Working Abroad - A CV Centre Guide
Relocating to work overseas, either during a gap year or on a permanent basis, is a life-changing decision and there are a number of considerations that should be taken into account before you make your move. However, working overseas can provide you with a wealth of new insights and opportunities simply not available to you in the UK job market.
Making the decision
Before you commit to relocation, think carefully about what you are leaving behind. This not only includes your friends and family but also any property you may have. You may need to choose between selling or renting out your home or making sure that you have fulfilled your legal requirements if you are currently renting. Are there any language barriers that you will have to overcome before you can consider relocating to a foreign country? Although English is spoken in most countries now, this does not necessarily mean that you will be able to find a job if you cannot speak the native language. Also, be sure that the decision to relocate overseas is one that will have a positive impact on your long-term career. Is the time right for you or would you be better to wait until your skills set is stronger so that your earnings potential improves?
Do your homework
Probably the first decision you need to make is which country you wish to relocate to. Only then can you begin to find out what will be required of you before you can obtain employment there. Entry requirements vary from country to country although all EU and EEA member countries will permit entry to UK passport and identity card holders for up to three months before a residence permit is required. Employment within the EU is probably the most secure option in that you are guaranteed the same benefits and entitlements as you are in the UK, although you may have to have paid tax and social security contributions before you become eligible for these.
Working visas are generally required for any extended periods within a foreign country and there are usually strict criteria that you must meet before these will be issued. Many of the developed countries including the USA, Australia and New Zealand will only permit overseas workers on extended visas if they offer a unique skills set that cannot be provided by employees from within their own countries. This means that entry into these countries is often very difficult indeed, although the engineering and IT disciplines are currently in demand.
It is helpful to visit the country you wish to work in before you relocate so that you can be absolutely sure that you will be able to integrate into the different society and culture. Find out where your local consulate and embassy are as they can not only help you with work permits and visa applications but can also provide you with useful guidance and support during your job search.
Make sure that your CV is tailored towards the country you wish to work in – different countries use different formats of CV or resume. For example, if applying for work in the USA, it is important to use Americanised spelling rather than UK English. Your cover letter should also be very strong and should clearly highlight where you can add value to the role over and above other applicants who are native to the country.
Tips on finding a job
Finding a job in a foreign country is not necessarily as difficult as it may at first appear, depending of course on the nature of your job search. Temporary or seasonal employment is generally relatively easy to come by whereas permanent positions can be harder to find. The general rule, however, is that the entire process of finding a job and completing the relocation can be a lengthy one and you should start to plan ahead for at least a year before you intend to move.
Possibly the easiest way of finding overseas employment is to relocate with a UK-based company. Many of the larger organisations have offices in foreign countries and, if you can offer the appropriate skills and, preferably some knowledge of the language, relocation could be an ideal option for you.
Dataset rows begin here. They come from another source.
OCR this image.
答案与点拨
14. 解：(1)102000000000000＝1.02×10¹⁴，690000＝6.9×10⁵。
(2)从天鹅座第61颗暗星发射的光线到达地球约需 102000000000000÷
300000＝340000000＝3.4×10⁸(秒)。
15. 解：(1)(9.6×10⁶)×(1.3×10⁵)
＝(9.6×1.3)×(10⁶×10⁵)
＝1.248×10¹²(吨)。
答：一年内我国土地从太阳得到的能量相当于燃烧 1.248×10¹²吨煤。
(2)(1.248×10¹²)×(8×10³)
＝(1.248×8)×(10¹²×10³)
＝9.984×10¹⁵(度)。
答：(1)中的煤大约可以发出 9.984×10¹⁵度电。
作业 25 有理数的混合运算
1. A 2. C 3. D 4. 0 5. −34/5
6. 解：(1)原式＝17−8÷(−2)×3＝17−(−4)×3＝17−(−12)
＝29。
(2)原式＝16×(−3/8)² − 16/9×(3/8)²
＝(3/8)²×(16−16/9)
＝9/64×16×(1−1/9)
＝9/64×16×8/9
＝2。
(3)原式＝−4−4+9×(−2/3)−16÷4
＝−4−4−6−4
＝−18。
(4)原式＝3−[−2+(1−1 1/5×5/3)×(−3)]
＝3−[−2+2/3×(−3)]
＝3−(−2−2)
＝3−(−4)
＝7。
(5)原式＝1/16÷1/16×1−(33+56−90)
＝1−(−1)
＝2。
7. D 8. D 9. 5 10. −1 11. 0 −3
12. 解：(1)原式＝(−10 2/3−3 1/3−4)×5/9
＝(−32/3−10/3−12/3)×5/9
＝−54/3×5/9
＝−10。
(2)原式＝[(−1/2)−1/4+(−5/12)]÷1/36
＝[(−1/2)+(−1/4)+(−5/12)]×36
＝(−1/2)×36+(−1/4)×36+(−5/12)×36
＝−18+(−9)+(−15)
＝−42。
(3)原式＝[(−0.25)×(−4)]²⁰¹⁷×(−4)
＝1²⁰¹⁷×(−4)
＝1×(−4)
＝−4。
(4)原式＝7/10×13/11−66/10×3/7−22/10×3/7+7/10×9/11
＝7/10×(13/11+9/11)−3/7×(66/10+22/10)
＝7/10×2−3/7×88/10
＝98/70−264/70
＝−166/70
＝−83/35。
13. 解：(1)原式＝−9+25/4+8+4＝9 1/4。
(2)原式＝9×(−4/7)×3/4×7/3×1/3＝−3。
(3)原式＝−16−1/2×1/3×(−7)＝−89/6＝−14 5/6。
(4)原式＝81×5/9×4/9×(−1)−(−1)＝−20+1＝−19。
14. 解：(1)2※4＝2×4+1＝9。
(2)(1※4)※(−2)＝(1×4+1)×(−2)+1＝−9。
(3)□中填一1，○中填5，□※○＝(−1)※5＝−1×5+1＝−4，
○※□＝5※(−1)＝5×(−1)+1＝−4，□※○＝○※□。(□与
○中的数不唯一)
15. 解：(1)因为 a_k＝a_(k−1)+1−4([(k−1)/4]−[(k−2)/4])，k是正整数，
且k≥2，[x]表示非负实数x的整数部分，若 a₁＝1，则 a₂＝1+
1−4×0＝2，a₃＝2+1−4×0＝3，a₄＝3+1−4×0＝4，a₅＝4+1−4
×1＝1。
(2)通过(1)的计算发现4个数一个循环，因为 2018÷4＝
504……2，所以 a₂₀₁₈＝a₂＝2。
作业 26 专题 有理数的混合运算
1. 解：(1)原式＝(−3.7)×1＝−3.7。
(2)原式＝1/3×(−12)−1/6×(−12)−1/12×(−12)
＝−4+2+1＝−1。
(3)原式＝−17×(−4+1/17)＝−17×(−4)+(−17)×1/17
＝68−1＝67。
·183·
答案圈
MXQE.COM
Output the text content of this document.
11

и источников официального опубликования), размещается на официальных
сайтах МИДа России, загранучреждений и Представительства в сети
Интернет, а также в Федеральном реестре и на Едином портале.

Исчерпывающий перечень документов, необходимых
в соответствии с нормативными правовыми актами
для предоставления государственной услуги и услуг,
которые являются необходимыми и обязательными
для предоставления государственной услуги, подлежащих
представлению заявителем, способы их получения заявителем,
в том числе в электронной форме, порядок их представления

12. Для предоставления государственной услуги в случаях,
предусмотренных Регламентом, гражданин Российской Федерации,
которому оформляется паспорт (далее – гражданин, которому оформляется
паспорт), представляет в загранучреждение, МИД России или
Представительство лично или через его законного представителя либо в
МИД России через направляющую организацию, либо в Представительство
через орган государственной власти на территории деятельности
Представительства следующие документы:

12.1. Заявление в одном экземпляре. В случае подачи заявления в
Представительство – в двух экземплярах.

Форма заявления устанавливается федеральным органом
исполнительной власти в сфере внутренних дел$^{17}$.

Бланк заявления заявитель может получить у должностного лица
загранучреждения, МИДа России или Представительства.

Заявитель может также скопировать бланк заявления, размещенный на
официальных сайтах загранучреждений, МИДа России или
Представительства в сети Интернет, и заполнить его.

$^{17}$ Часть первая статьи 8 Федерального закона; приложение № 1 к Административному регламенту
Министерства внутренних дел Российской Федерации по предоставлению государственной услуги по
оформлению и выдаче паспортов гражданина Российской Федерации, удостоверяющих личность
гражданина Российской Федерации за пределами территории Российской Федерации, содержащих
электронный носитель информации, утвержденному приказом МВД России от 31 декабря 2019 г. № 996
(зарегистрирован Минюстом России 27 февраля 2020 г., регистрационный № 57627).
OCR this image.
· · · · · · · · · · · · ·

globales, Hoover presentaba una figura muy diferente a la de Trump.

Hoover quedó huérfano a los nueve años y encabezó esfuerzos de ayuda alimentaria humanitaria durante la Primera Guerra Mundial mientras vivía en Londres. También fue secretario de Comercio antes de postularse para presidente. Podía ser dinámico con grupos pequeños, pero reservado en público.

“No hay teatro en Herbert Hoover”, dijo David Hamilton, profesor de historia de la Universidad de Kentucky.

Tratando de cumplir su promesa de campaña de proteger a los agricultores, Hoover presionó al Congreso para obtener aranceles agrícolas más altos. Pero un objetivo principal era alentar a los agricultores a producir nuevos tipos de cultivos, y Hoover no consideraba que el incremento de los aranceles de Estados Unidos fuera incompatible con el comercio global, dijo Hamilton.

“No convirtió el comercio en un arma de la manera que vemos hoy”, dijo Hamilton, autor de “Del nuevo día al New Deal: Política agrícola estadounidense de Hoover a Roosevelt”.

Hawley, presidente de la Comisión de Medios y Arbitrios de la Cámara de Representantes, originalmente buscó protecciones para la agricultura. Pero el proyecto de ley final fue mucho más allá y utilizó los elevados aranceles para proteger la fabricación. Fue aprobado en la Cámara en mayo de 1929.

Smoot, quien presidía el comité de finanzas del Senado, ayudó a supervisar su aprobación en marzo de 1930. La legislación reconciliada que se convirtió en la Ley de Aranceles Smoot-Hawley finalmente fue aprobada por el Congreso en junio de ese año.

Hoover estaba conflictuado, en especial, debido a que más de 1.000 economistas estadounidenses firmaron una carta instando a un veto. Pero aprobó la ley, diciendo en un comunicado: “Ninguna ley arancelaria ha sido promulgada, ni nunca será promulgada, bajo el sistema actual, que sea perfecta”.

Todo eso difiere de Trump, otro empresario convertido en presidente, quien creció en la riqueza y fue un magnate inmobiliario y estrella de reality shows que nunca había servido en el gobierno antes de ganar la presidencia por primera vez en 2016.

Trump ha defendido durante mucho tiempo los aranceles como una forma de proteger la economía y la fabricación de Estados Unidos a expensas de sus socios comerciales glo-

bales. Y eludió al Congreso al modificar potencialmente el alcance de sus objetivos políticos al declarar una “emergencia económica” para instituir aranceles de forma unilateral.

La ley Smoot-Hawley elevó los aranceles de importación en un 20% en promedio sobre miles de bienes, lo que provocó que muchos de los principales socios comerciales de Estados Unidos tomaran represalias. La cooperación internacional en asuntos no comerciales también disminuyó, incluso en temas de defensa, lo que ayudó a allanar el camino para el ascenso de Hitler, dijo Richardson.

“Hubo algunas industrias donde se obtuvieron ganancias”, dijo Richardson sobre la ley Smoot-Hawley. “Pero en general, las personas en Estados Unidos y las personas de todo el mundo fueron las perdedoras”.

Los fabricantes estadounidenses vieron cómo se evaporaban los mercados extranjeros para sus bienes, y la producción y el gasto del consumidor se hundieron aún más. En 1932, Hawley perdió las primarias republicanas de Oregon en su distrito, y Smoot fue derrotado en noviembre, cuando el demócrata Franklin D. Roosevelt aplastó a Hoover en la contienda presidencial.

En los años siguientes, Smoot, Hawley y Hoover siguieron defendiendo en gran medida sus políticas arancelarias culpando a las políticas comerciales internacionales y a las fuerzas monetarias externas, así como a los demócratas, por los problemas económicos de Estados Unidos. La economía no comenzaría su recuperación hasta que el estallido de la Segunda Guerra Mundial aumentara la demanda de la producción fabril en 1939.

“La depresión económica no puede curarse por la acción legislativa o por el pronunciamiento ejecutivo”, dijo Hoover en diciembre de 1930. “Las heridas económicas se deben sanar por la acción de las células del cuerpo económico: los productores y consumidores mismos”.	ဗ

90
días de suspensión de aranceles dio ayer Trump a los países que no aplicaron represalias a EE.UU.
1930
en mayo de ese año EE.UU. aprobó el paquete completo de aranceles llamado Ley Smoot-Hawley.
Most countries have specialist agencies who not only recruit for local businesses but also offer a range of free advice and support for overseas workers, in the past we have worked with both skills2oz.com, an Australian agency that offers foreign, skilled workers the chance to get direct access to Australian employers that are willing to sponsor and require certain skill sets- and the Livingindubai.org guide. If you are considering a move overseas, a quick internet search will find local agencies and organisations who are set up to advise you on the in-and-outs of working abroad.
The Internet really has opened up the international jobs market enabling you to search specific company websites for employment opportunities or even international recruitment sites. Also, visiting the country you wish to relocate to, armed with plenty of copies of your CV, is an ideal starting point. This will enable you to make contact with people in your industry sector, including any other expatriates from the UK who may be able to help and advise you in your job search. You may also be able to contact trade organisations and acquire a copy of a local telephone directory so that you can continue your job search when you return to the UK.
It is possible to break into the international employment market by initially undertaking voluntary work. This can help to strengthen your CV and provide you with an invaluable insight into the nature of employment in your country of choice, which can therefore help you to decide whether or not this is the right move for you. Voluntary work is also considered to be character building as it usually involves working for an organisation that is helping people who are disadvantaged. There are many international aid organisations that you can work for including the Red Cross and Oxfam.
Relocation overseas is a very big step indeed and for some it does not work out exactly as they had hoped. However, as long as you are fully prepared for the undertaking, you should find that the experience is thoroughly rewarding and can only add value to your long-term career.